Information gathered July 2008:
BCR-CDP's Digital Imaging Best Practices, version 2.0
http://www.bcr.org/cdp/best/index.html
University of Michigan's Digital Image Specifications.
http://www.lib.umich.edu/lit/dlps/dcs/UMichDigitizationSpecifications20070501.pdf
- (Yale) use the bibliographic record identification number for the specific resource to be scanned that is found in the MARC record for the title in your OPAC. Most of the materials that we are digitally reformatting are cataloged in our OPAC. Call numbers can change, several books can have the same title, and using truncated titles for file names frequently don't offer much information. The bibliographic record number is unique, does not change, and we use this as the persistent identifier for the files. Also, data from OPACs already have a fairly reliable track record of being migrated into the future.
- The New York State Library employs such a convention, with OCLC number or local control number being the major portion of most file names (not all items imaged have been cataloged). Some of our larger items are scanned in parts, some imaging equipment saves raw scans at one file per page (later combined for a use copy), and some of our imaged titles are multi-part sets or serials. And so while the bib record identification number is a good start, we necessarily create file names that may include Volume, Number, Year, Month, Day, Part, Page, etc.
- (Sibley/Univ of Rochester) We base our file names on the bar code assigned to the copy we digitize, since it is logically and permanently linked both to the specific copy we digitized (we retain the original with its bar code attached to the housing) and to the bib record.
- We also use our bib identifier for most special and older projects. The materials being scanned by (or by us for) the Google Michigan Digitization Project use the barcode attached to the bib record.

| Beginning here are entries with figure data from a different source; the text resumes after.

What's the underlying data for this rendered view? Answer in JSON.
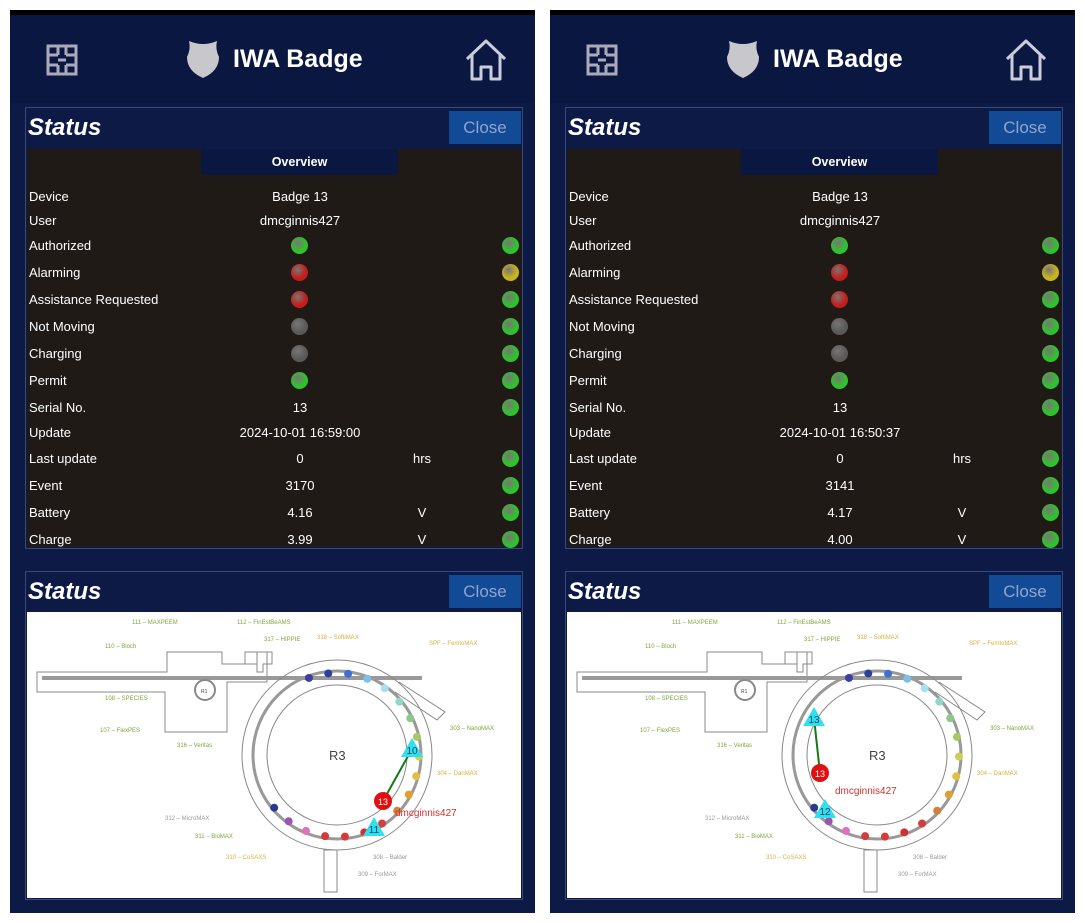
{
  "colors": {
    "green": "#2fc22f",
    "red": "#c41d1d",
    "gray": "#5a5a5a",
    "yellow": "#c9b520"
  },
  "map_labels": [
    "111 – MAXPEEM",
    "112 – FinEstBeAMS",
    "110 – Bloch",
    "317 – HIPPIE",
    "318 – SoftiMAX",
    "SPF – FemtoMAX",
    "108 – SPECIES",
    "107 – FlexPES",
    "316 – Veritas",
    "303 – NanoMAX",
    "304 – DanMAX",
    "312 – MicroMAX",
    "311 – BioMAX",
    "310 – CoSAXS",
    "308 – Balder",
    "309 – ForMAX",
    "R3",
    "R1"
  ],
  "ring_colors": [
    "#3a3fa0",
    "#2b3f9e",
    "#3f6fd0",
    "#7dbfe8",
    "#a9dff0",
    "#8fd8c8",
    "#8cc88c",
    "#a8c860",
    "#c8d050",
    "#e0c040",
    "#e0a030",
    "#d08040",
    "#d04040",
    "#d03030",
    "#d83a3a",
    "#d03c3c",
    "#e070c0",
    "#9a55b0",
    "#2a3a90"
  ],
  "panels": [
    {
      "header": {
        "title": "IWA Badge",
        "app_icon": "maze-icon",
        "badge_icon": "shield-icon",
        "home_icon": "home-icon"
      },
      "status": {
        "title": "Status",
        "close": "Close",
        "overview": "Overview",
        "rows": [
          {
            "label": "Device",
            "value": "Badge 13"
          },
          {
            "label": "User",
            "value": "dmcginnis427"
          },
          {
            "label": "Authorized",
            "mid": "green",
            "side": "green"
          },
          {
            "label": "Alarming",
            "mid": "red",
            "side": "yellow"
          },
          {
            "label": "Assistance Requested",
            "mid": "red",
            "side": "green"
          },
          {
            "label": "Not Moving",
            "mid": "gray",
            "side": "green"
          },
          {
            "label": "Charging",
            "mid": "gray",
            "side": "green"
          },
          {
            "label": "Permit",
            "mid": "green",
            "side": "green"
          },
          {
            "label": "Serial No.",
            "value": "13",
            "side": "green"
          },
          {
            "label": "Update",
            "value": "2024-10-01 16:59:00"
          },
          {
            "label": "Last update",
            "value": "0",
            "unit": "hrs",
            "side": "green"
          },
          {
            "label": "Event",
            "value": "3170",
            "side": "green"
          },
          {
            "label": "Battery",
            "value": "4.16",
            "unit": "V",
            "side": "green"
          },
          {
            "label": "Charge",
            "value": "3.99",
            "unit": "V",
            "side": "green"
          }
        ]
      },
      "map": {
        "title": "Status",
        "close": "Close",
        "user_label": "dmcginnis427",
        "markers": [
          {
            "label": "10",
            "kind": "anchor"
          },
          {
            "label": "13",
            "kind": "badge"
          },
          {
            "label": "11",
            "kind": "anchor"
          }
        ]
      }
    },
    {
      "header": {
        "title": "IWA Badge",
        "app_icon": "maze-icon",
        "badge_icon": "shield-icon",
        "home_icon": "home-icon"
      },
      "status": {
        "title": "Status",
        "close": "Close",
        "overview": "Overview",
        "rows": [
          {
            "label": "Device",
            "value": "Badge 13"
          },
          {
            "label": "User",
            "value": "dmcginnis427"
          },
          {
            "label": "Authorized",
            "mid": "green",
            "side": "green"
          },
          {
            "label": "Alarming",
            "mid": "red",
            "side": "yellow"
          },
          {
            "label": "Assistance Requested",
            "mid": "red",
            "side": "green"
          },
          {
            "label": "Not Moving",
            "mid": "gray",
            "side": "green"
          },
          {
            "label": "Charging",
            "mid": "gray",
            "side": "green"
          },
          {
            "label": "Permit",
            "mid": "green",
            "side": "green"
          },
          {
            "label": "Serial No.",
            "value": "13",
            "side": "green"
          },
          {
            "label": "Update",
            "value": "2024-10-01 16:50:37"
          },
          {
            "label": "Last update",
            "value": "0",
            "unit": "hrs",
            "side": "green"
          },
          {
            "label": "Event",
            "value": "3141",
            "side": "green"
          },
          {
            "label": "Battery",
            "value": "4.17",
            "unit": "V",
            "side": "green"
          },
          {
            "label": "Charge",
            "value": "4.00",
            "unit": "V",
            "side": "green"
          }
        ]
      },
      "map": {
        "title": "Status",
        "close": "Close",
        "user_label": "dmcginnis427",
        "markers": [
          {
            "label": "13",
            "kind": "anchor"
          },
          {
            "label": "13",
            "kind": "badge"
          },
          {
            "label": "12",
            "kind": "anchor"
          }
        ]
      }
    }
  ]
}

- I posted a reply to this on the ARSC Associated Audio Archivists Message Board because it was easier to format that way. Here's the link:
http://arsc-aaa.invisionzone.com/forums/index.php?showtopic=38 - it is extremely important to document the filenaming scheme some where else as well. I keep a running word document for each collection we load with a written explanation of the file naming scheme and why we chose it. It is really for in-house use and for future employees.
- (Indiana Univ) The Archives of Traditional Music updated its file naming scheme in 2006, working with our Digital Library Program which was simultaneously developing the recommendations presented by the first link in Nancy's message, below. You can see our implementation for audio files in chapter 3 of the publication Sound Directions: Best Practices for Audio Preservation, available at http://www.dlib.indiana.edu/projects/sounddirections/papersPresent/index.shtml
- (Rochester?) When I was researching file naming some time ago, I had bookmarked these pages (I found the first to be particularly helpful):
http://wiki.dlib.indiana.edu/confluence/display/INF/Filename+Requirements+for+Digital+Objects
http://www.archives.gov/preservation/technical/guidelines.pdf (see page 60)
http://www.controlledvocabulary.com/imagedatabases/filename_limits.html
http://edocs.lib.sfu.ca/projects/Doukhobor-Collection/technical.html
http://staffweb.library.northwestern.edu/dl/adhocdigitization/storage/ - Here at the Northeast Document Conservation Center, we use the following:
for our in-house client work:
first five letters of client name, plus date stamp (yymmdd), plus workstation
code(a,b,c,d,etc.), plus four digit ascension number (three digit number with
leading zero)
for our digital conservation treatment photography:
client job number (without spaces or points), department code (p, b, i, f), job
sub number, status code (bt, dt, at), leading zero and three digit ascension
number.
Keeping the name structure (number of characters, code lengths, etc.) has been
helpful for file management and batch processing and migration. Underscore (_)
separators before and after code segments in the filenames would have made it
slightly easier for someone writing a batch processing code in XML, Java, Perl,
etc. We opted for shorter filenames.
- (Harvard)
Digital preservation is not dependent upon the file name being anything but unique. Therefore a simple number string will suffice as long as metadata is linked to the file. That said, there is a lot of value in having human readable names that convey information about the file such as catalog number, role, sequence number, etc. These things make the actual preservation workflow easier to follow and de-bug in case of problems.
In our workflow we use filenames that incorporate the call number, volume number, preservation role, face number, and file sequence number. Upon ingestion into the digital repository, this human-readable name is stored in metadata, and the file is named by the repository automatically with a unique number string which is more efficient for data processing. Upon retrieval from the digital repository, the human readable name may be restored from the metadata so that humans can work with the file without confusion.
Consistency and uniqueness are most important, regardless of the method used.
- (Victoria University of Wellington) We have purposefully used 'dumb' or 'generic' filenames in loading digital material into the research repository, e.g. thesis.pdf; paper.pdf; form.pdf; report.pdf, etc. I expect the metadata that the object is associated with to enable information and object retrieval. However, in saying that, the filenames we use are also a means to guide/remind users of the type of file that they are downloading. That in itself is 'doubling' up the load on the filename to act also as a resource type label. However, if all the filenames change in a preservation migration or transformation, we have metadata associated with digital object to identify the resource type.